Now it seemed that she preferred the fantasy of her dream lover rather than dating a real live man, that she was stubbornly determined to believe in fate rather than reality.
‘You do think I’m being silly, don’t you?’ Annie accused Helena flatly as she saw the hesitation in her friend’s eyes.
‘Not silly,’ Helena corrected quietly. ‘But perhaps…’ She stopped speaking, and then smiled ruefully at Annie before asking her gently, ‘Has it occurred to you that this man may have been so familiar to you simply because he is familiar?’
‘From my dreams, you mean?’ Annie checked, nonplussed.
‘No. Not from your dreams,’ Helena stopped, and then said quietly, ‘Annie, he may have been familiar to you because you do actually know him.’
‘Know him?’ Annie looked perplexed. ‘No, that’s impossible.’
Helena waited before reminding her softly, ‘There are still some gaps in your memory, my dear. The weeks leading up to the accident as well as the event itself, and those weeks after, when you were in a coma.’
‘Yes, I know.’ Annie’s forehead creased in a small frown of distress. ‘But I couldn’t have known him…not the way I feel about him…the way we are…If I had he would have…’ She stopped, shaking her head. ‘No. It isn’t possible,’ she told Helena immediately and positively. ‘I would have known if he…If I…If we…No,’ she reaffirmed.
‘Well, I must admit it does seem unlikely,’ Helena acknowledged slowly. ‘But I felt I ought to mention the possibility to you.’
‘I understand,’ Annie assured her, giving her a warm hug. ‘But if he had known me he would have come forward when you advertised, wouldn’t he? And besides…’ A small secret smile curled her mouth, her eyes suddenly glowing with private happiness. ‘I know that if he…if we…’ She stopped and shook her head again. ‘No.

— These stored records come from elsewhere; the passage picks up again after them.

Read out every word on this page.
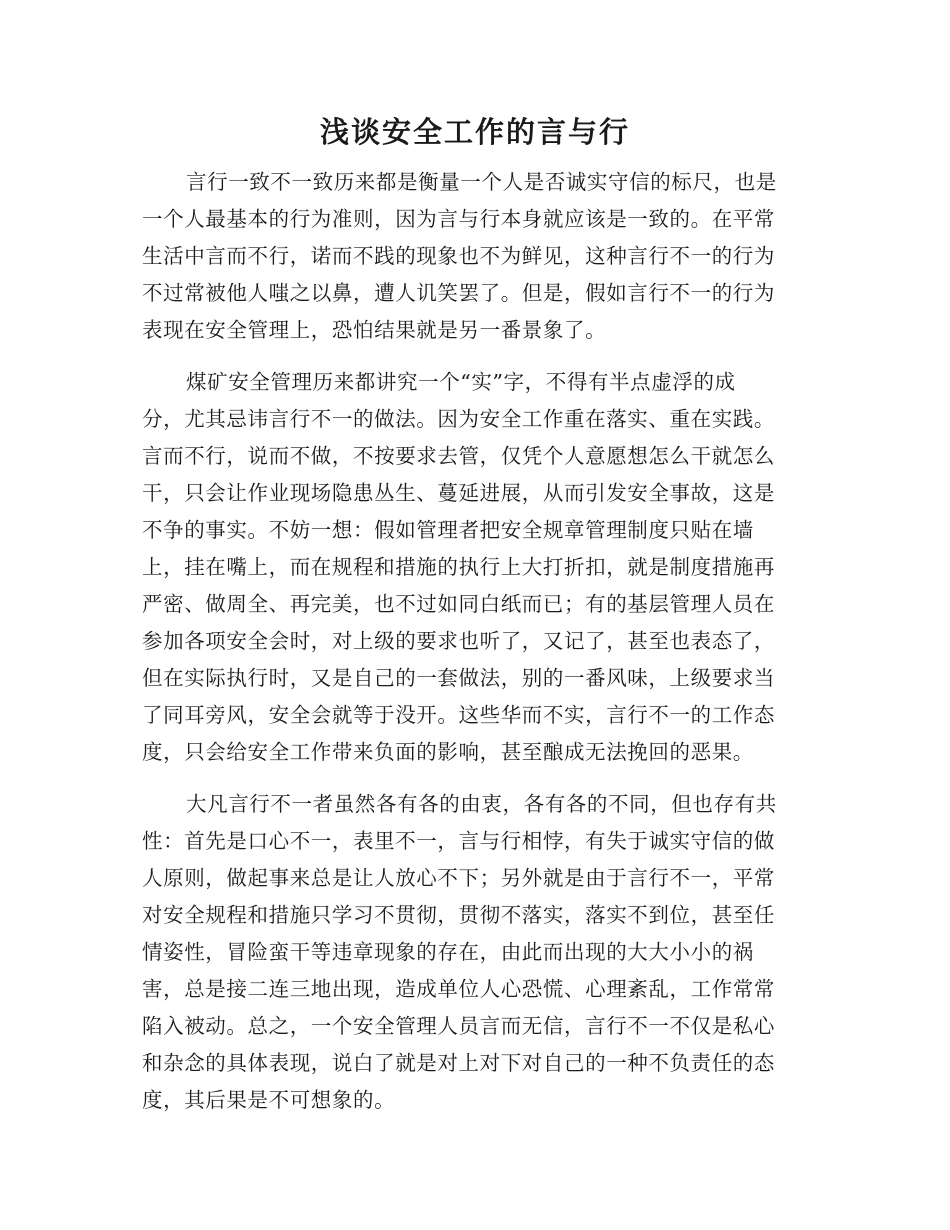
浅谈安全工作的言与行
言行一致不一致历来都是衡量一个人是否诚实守信的标尺，也是
一个人最基本的行为准则，因为言与行本身就应该是一致的。在平常
生活中言而不行，诺而不践的现象也不为鲜见，这种言行不一的行为
不过常被他人嗤之以鼻，遭人讥笑罢了。但是，假如言行不一的行为
表现在安全管理上，恐怕结果就是另一番景象了。
煤矿安全管理历来都讲究一个“实”字，不得有半点虚浮的成
分，尤其忌讳言行不一的做法。因为安全工作重在落实、重在实践。
言而不行，说而不做，不按要求去管，仅凭个人意愿想怎么干就怎么
干，只会让作业现场隐患丛生、蔓延进展，从而引发安全事故，这是
不争的事实。不妨一想：假如管理者把安全规章管理制度只贴在墙
上，挂在嘴上，而在规程和措施的执行上大打折扣，就是制度措施再
严密、做周全、再完美，也不过如同白纸而已；有的基层管理人员在
参加各项安全会时，对上级的要求也听了，又记了，甚至也表态了，
但在实际执行时，又是自己的一套做法，别的一番风味，上级要求当
了同耳旁风，安全会就等于没开。这些华而不实，言行不一的工作态
度，只会给安全工作带来负面的影响，甚至酿成无法挽回的恶果。
大凡言行不一者虽然各有各的由衷，各有各的不同，但也存有共
性：首先是口心不一，表里不一，言与行相悖，有失于诚实守信的做
人原则，做起事来总是让人放心不下；另外就是由于言行不一，平常
对安全规程和措施只学习不贯彻，贯彻不落实，落实不到位，甚至任
情姿性，冒险蛮干等违章现象的存在，由此而出现的大大小小的祸
害，总是接二连三地出现，造成单位人心恐慌、心理紊乱，工作常常
陷入被动。总之，一个安全管理人员言而无信，言行不一不仅是私心
和杂念的具体表现，说白了就是对上对下对自己的一种不负责任的态
度，其后果是不可想象的。
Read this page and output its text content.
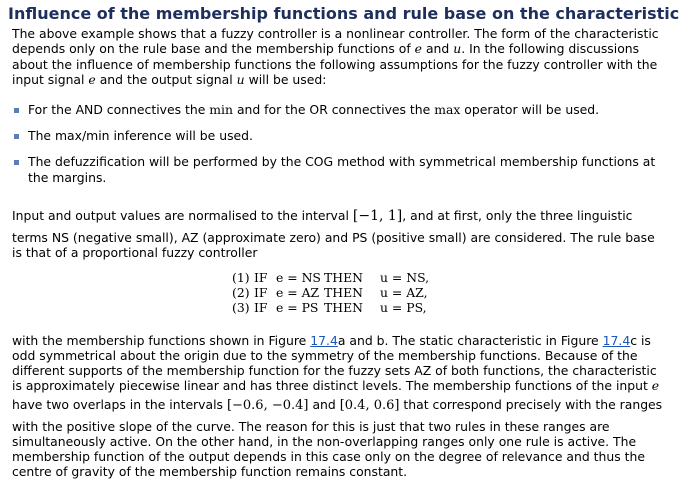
Influence of the membership functions and rule base on the characteristic
The above example shows that a fuzzy controller is a nonlinear controller. The form of the characteristic
depends only on the rule base and the membership functions of e and u. In the following discussions
about the influence of membership functions the following assumptions for the fuzzy controller with the
input signal e and the output signal u will be used:
For the AND connectives the min and for the OR connectives the max operator will be used.
The max/min inference will be used.
The defuzzification will be performed by the COG method with symmetrical membership functions at
the margins.
Input and output values are normalised to the interval [−1, 1], and at first, only the three linguistic
terms NS (negative small), AZ (approximate zero) and PS (positive small) are considered. The rule base
is that of a proportional fuzzy controller
(1) IF e = NS THEN u = NS,
(2) IF e = AZ THEN u = AZ,
(3) IF e = PS THEN u = PS,
with the membership functions shown in Figure 17.4a and b. The static characteristic in Figure 17.4c is
odd symmetrical about the origin due to the symmetry of the membership functions. Because of the
different supports of the membership function for the fuzzy sets AZ of both functions, the characteristic
is approximately piecewise linear and has three distinct levels. The membership functions of the input e
have two overlaps in the intervals [−0.6, −0.4] and [0.4, 0.6] that correspond precisely with the ranges
with the positive slope of the curve. The reason for this is just that two rules in these ranges are
simultaneously active. On the other hand, in the non-overlapping ranges only one rule is active. The
membership function of the output depends in this case only on the degree of relevance and thus the
centre of gravity of the membership function remains constant.
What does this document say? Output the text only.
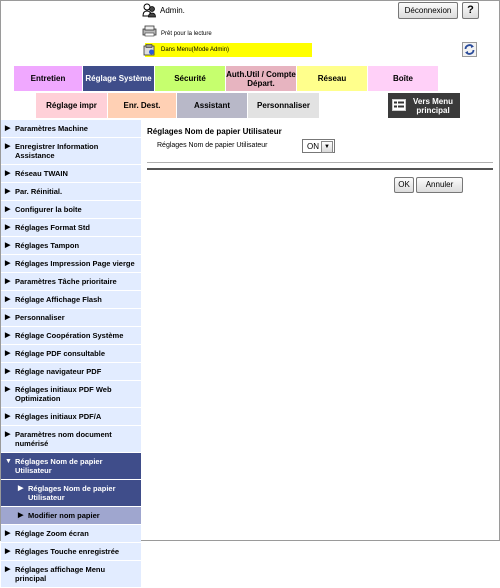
Admin.	Déconnexion	?
Prêt pour la lecture
Dans Menu(Mode Admin)
Entretien	Réglage Système	Sécurité	Auth.Util / Compte Départ.	Réseau	Boîte
Réglage impr	Enr. Dest.	Assistant	Personnaliser	Vers Menu principal
▶ Paramètres Machine
▶ Enregistrer Information Assistance
▶ Réseau TWAIN
▶ Par. Réinitial.
▶ Configurer la boîte
▶ Réglages Format Std
▶ Réglages Tampon
▶ Réglages Impression Page vierge
▶ Paramètres Tâche prioritaire
▶ Réglage Affichage Flash
▶ Personnaliser
▶ Réglage Coopération Système
▶ Réglage PDF consultable
▶ Réglage navigateur PDF
▶ Réglages initiaux PDF Web Optimization
▶ Réglages initiaux PDF/A
▶ Paramètres nom document numérisé
▼ Réglages Nom de papier Utilisateur
▶ Réglages Nom de papier Utilisateur
▶ Modifier nom papier
▶ Réglage Zoom écran
▶ Réglages Touche enregistrée
▶ Réglages affichage Menu principal
Réglages Nom de papier Utilisateur
Réglages Nom de papier Utilisateur	ON ▼
OK	Annuler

I would have known,’ she told Helena calmly. ‘I’m sorry I gave you such a shock by fainting like that last night,’ she added more prosaically. ‘I think it must have been the effect of seeing him so unexpectedly on top of the champagne.’
‘Well, it was a very emotional evening,’ Helena responded.
‘You’ve been so good to me,’ Annie told her, lovingly reaching out to cover the older woman’s hands with her own.
‘Everything I’ve given to you you’ve given me back a thousandfold, Annie,’ Helena told her lovingly. ‘And you are going to give Bob and me our grandchildren,’ Helena teased her, deliberately lightening the atmosphere before giving a small exclamation. ‘Heavens! Bob! I promised I’d help him with our packing for this conference we’re flying out to attend tomorrow. Never mind,’ she added with a naughty grin. ‘He’s so much better at it than I am!’
Annie laughed. ‘Four days in Rio de Janeiro…How wonderful.’
‘Not as wonderful as you’d think,’ Helena countered ruefully. ‘The conference goes on for three days, and when you’ve taken time out for recovering from jet lag and for being dragged all over the place by Bob to see the local ruins…’
‘Stop complaining,’ Annie teased. ‘You know you love it. When the three of us went to Rome last year I was the one who had to go back to the hotel for a rest!’
‘Yes, that was wonderful, wasn’t it?’ Helena agreed, getting up off the bed as she told Annie tenderly, ‘Don’t rush to get up. You might feel fine but your body’s still in shock.’
‘It was just a faint, Helena, that’s all,’ Annie assured her friend, but she wasn’t totally surprised when, later in the day, Helena insisted on driving her to the hospital so that she could be checked over.
‘Mothers!’ the junior house doctor wisecracked after he had given Annie the all-clear. ‘They do love to fuss.’
‘Don’t they just?’ Annie said with a grin, then blushed a little at the admiring looks the young man was giving her.